The next patch release 2.4.3 which will be released sometime next week will contain the fix as well.

thanks,
Saravanan

Hi Michael,

Looks like the Terracotta server is OOMEing.

What I do is syncing every second on block 10.000 key-value pairs <String, String>

Are you saying that you are adding a lot of Strings into a shared Map ?
Strings are treated as literals in Terracotta and currently a Map containing a lot literals cannot be partially stored in memory. What this means in that collections containing literals should be able to fit in memory. It is anyway not a good idea to have one collection containing millions of literals.

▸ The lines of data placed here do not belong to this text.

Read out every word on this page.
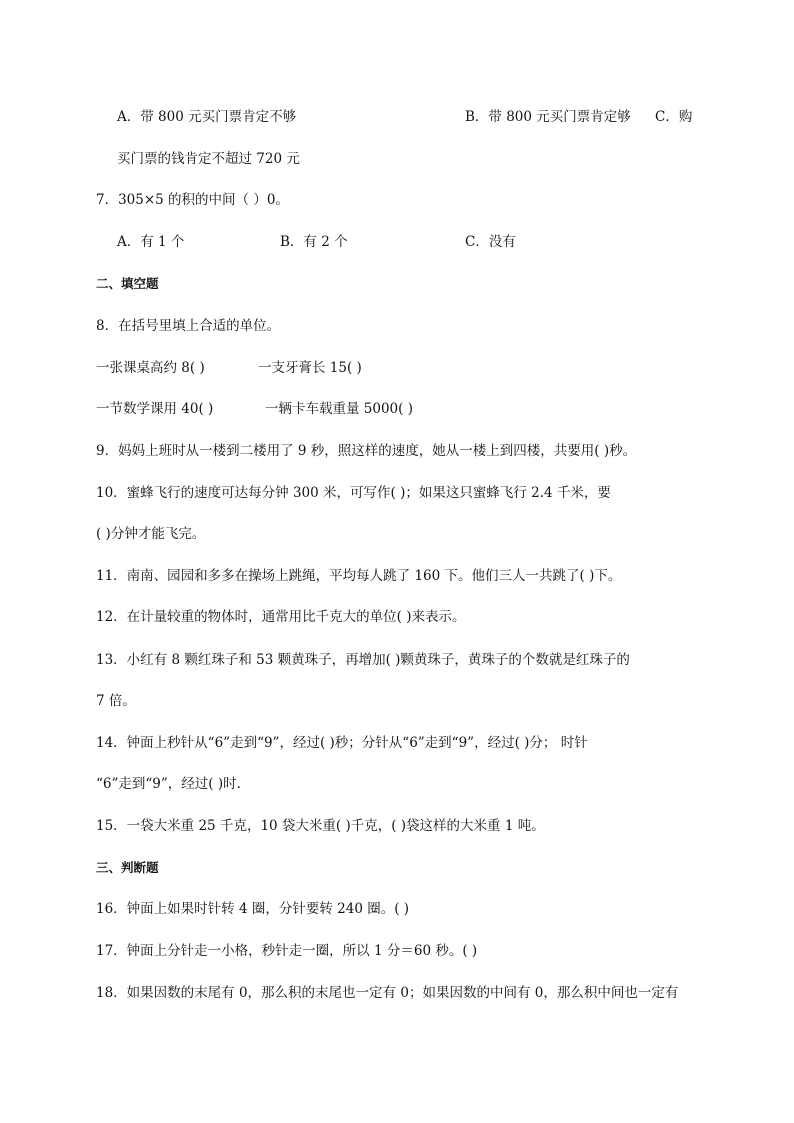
A．带 800 元买门票肯定不够	B．带 800 元买门票肯定够 C．购
买门票的钱肯定不超过 720 元
7．305×5 的积的中间（ ）0。
A．有 1 个	B．有 2 个	C．没有
二、填空题
8．在括号里填上合适的单位。
一张课桌高约 8( )	一支牙膏长 15( )
一节数学课用 40( )	一辆卡车载重量 5000( )
9．妈妈上班时从一楼到二楼用了 9 秒，照这样的速度，她从一楼上到四楼，共要用( )秒。
10．蜜蜂飞行的速度可达每分钟 300 米，可写作( )；如果这只蜜蜂飞行 2.4 千米，要
( )分钟才能飞完。
11．南南、园园和多多在操场上跳绳，平均每人跳了 160 下。他们三人一共跳了( )下。
12．在计量较重的物体时，通常用比千克大的单位( )来表示。
13．小红有 8 颗红珠子和 53 颗黄珠子，再增加( )颗黄珠子，黄珠子的个数就是红珠子的
7 倍。
14．钟面上秒针从“6”走到“9”，经过( )秒；分针从“6”走到“9”，经过( )分； 时针
“6”走到“9”，经过( )时.
15．一袋大米重 25 千克，10 袋大米重( )千克，( )袋这样的大米重 1 吨。
三、判断题
16．钟面上如果时针转 4 圈，分针要转 240 圈。( )
17．钟面上分针走一小格，秒针走一圈，所以 1 分＝60 秒。( )
18．如果因数的末尾有 0，那么积的末尾也一定有 0；如果因数的中间有 0，那么积中间也一定有
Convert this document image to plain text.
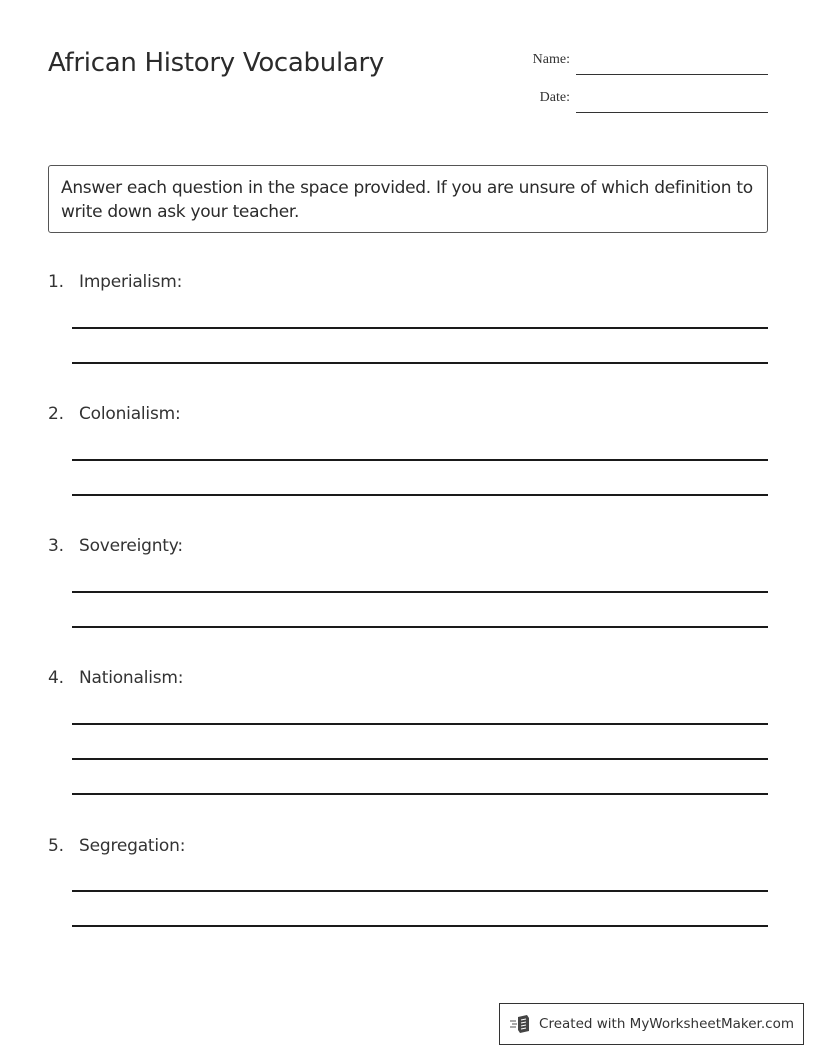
African History Vocabulary	Name:
Date:
Answer each question in the space provided. If you are unsure of which definition to write down ask your teacher.
1. Imperialism:
2. Colonialism:
3. Sovereignty:
4. Nationalism:
5. Segregation:
Created with MyWorksheetMaker.com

If you are adding millions of Strings into a flat structured collection (Maps ,Lists etc.) you might end up with an OOME. It is better to partition your data into a deeper graph, a Map of Maps for example, not only for Terracotta but also for faster lookups and writes.

Hope that helps,
Saravanan

Hi Jamie,

Yes, synchronized(this) with auto locks should work if you dont want to synchronize every setter and will actually be more efficient when changing
multiple fields at once.

Coming back to the problem, are you running your L2 server in persistent mode ? If so, are you cleaning up the data directory when you are restarting the server ? There might be some stale data from old runs that is causing this issue.

Also send us the logs from the client and the server. That might give us some clue.

thanks,
Saravanan

Hi Jamie,

Is this consistently reproducible ? If so, is it possible to share your app with us ? If not can you write a reproducible testcase and share that with us ? You can contact me at ssubbiah at terracottatech dot com.

On a side note, I saw that you used a lot of named lock in your config. Without looking at your code, I cant say this for sure, but it looks to me like you may want to use auto locks instead.

Named locks protects against concurrent access to sections of code under the same named lock. For example, if you want only one thread to either execute put() or putIfAbsent() in your case, then you probably want to either give the same name for both locks or use auto locks.

Named locks are only useful when you dont have access to the source code but still want to use terracotta to cluster. Auto locks are generally better.

Check out http://www.terracotta.org/confluence/display/docs1/Concept+and+Architecture+Guide#ConceptandArchitectureGuide-Locks for more info on locks.

thanks,
Saravanan

Hi Bikram,

I think you may have accidentally uploaded the same terracotta-server.log twice.

Can you please add the other log ? Also please try with the latest nightly build from trunk ? It can be found at http://www.terracotta.org/confluence/display/orgsite/Download

Saravanan

But still facing the problem with Network based Active-Passive. I mapped my "logfiles" folder on the network and started with 2 tc servers on 2 different machines.

I am a little confused. Do you mean that you are using the same data directory over the Network using NFS or SAMBA when you say you "mapped your logfiles on the network" ? For Network based Active-Passive you dont have to do that. The data is synched over the network by TC server and you dont have to have a shared disk (over network or otherwise)

Disk-based Active Passive :
1) Set persistency to permanent-store in tc-config
2) Have a common shared disk for data (NFS, SMB, SAN or local disk)
3) Make sure that the tc.property l2.ha.network.enabled is NOT set to true.

Network-based Active Passive :
1) Set persistency to temporary-swap-only in tc-config
2) Have a differernt data directory for each server
3) Make sure that the tc.property l2.ha.network.enabled is set to true.

I also recommend that you use the latest nightly build from trunk for testing Network-based Active Passive.

Hopefully that helps.

Saravanan

PS : You could catch us in our IRC channel if you need further help.

I see from the logs that you have enabled Network based Active-Passive. If you want to use the same data directory, you probably want to try disk based ACTIVE-PASSIVE, in which case disable Network based ACTIVE-PASSIVE. (It is in the tc.properties and turned off by default)

Also clean up data directory, kill all clients and start fresh.